Vogel Todd R, Dombrovskiy Viktor Y, Graham Alan M
Division of Vascular Surgery, The Surgical Outcomes Research Group, Robert Wood Johnson Medical School, One Robert Wood Johnson Place, New Brunswick, NJ 08903-0019, USA.
J Am Coll Surg. 2009 Sep;209(3):356-63. doi: 10.1016/j.jamcollsurg.2009.05.024. Epub 2009 Jul 24.
There has been a dramatic increase in the use of endovascular technology for treatment of abdominal aortic aneurysms (AAA), but practice patterns have not been well-evaluated. Hospital resource use and outcomes after elective endovascular abdominal aortic repair (EVAR) and open surgical repair were assessed by hospital type, ie, major teaching (MT), teaching affiliate, and nonteaching (NT).
Elective, nonruptured AAA repairs were identified in the State Inpatient Databases for New Jersey (2001 to 2006). Descriptive statistics, univariate, multivariable, trend, and case-mix-adjustment analyses were employed.
A total of 6,227 subjects were identified; 4,698 patients (mean age 73.0 +/- 8.01 years; 79.2% men) underwent elective repair of AAA. EVAR was performed 2.6 times more often in MT compared with NT (p < 0.0001) institutions. Univariate evaluation demonstrated that women had a predominance of EVAR performed (p < 0 .0002) in MT hospitals and that minorities in NT hospitals were more likely to be treated with open operations (p = 0.0148). Case-mix-adjusted mortality rates for EVAR were higher at NT (1.95%; 95% CI, 1.81 to 2.09) compared with MT (0.73%; 95% CI, 0.69 to 0.77) hospitals. After adjustment, MT hospitals were more likely to use EVAR (odds ratio = 2.4; 95% CI, 2.11 to 2.83) and less likely to have increased length of stay (odds ratio = 0.38; 95% CI, 0.32 to 0.44) compared with NT.
Hospital teaching status was significantly associated with repair type, overall mortality, and hospital resource use. MT hospitals were considerably more likely to use EVAR for elective AAA repair, offered an improvement in survival, were more likely to treat women and minorities with EVAR, and demonstrated decreased length of stay and cost.
血管内技术在腹主动脉瘤(AAA)治疗中的应用急剧增加,但实践模式尚未得到充分评估。通过医院类型,即大型教学医院(MT)、教学附属医院和非教学医院(NT),评估了择期血管内腹主动脉修复术(EVAR)和开放手术修复后的医院资源使用情况及治疗结果。
在新泽西州住院患者数据库中识别出择期、未破裂的AAA修复病例(时间范围为2001年至2006年)。采用描述性统计、单变量、多变量、趋势分析和病例组合调整分析。

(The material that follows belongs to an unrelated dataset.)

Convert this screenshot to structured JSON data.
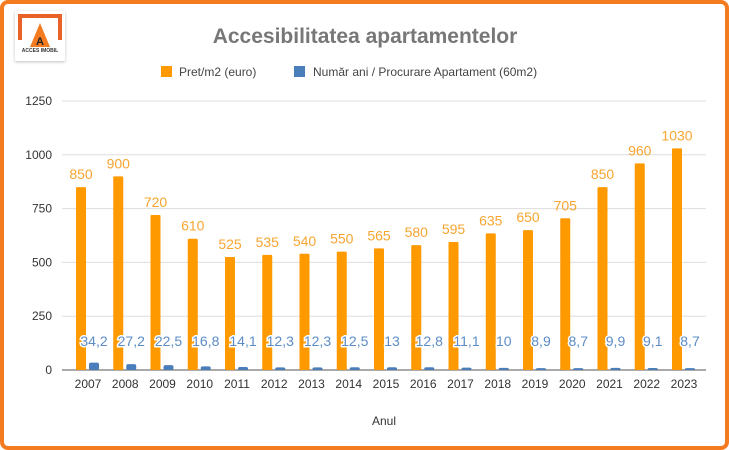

共识别出6227例受试者;4698例患者(平均年龄73.0±8.01岁;79.2%为男性)接受了AAA择期修复。与NT机构相比,MT机构进行EVAR的频率高2.6倍(p<0.0001)。单变量评估表明,在MT医院,接受EVAR治疗的女性占多数(p<0.0002),而在NT医院,少数族裔更有可能接受开放手术治疗(p = 0.0148)。与MT医院(0.73%;95%CI,0.69至0.77)相比,NT医院EVAR的病例组合调整死亡率更高(1.95%;95%CI,1.81至2.09)。调整后,与NT医院相比,MT医院更有可能使用EVAR(优势比=2.4;95%CI,2.11至2.83),住院时间延长的可能性更小(优势比=0.38;95%CI,0.32至0.44)。
医院教学状况与修复类型、总体死亡率和医院资源使用显著相关。MT医院在AAA择期修复中使用EVAR的可能性要大得多,生存率有所提高,用EVAR治疗女性和少数族裔的可能性更大,且住院时间缩短、成本降低。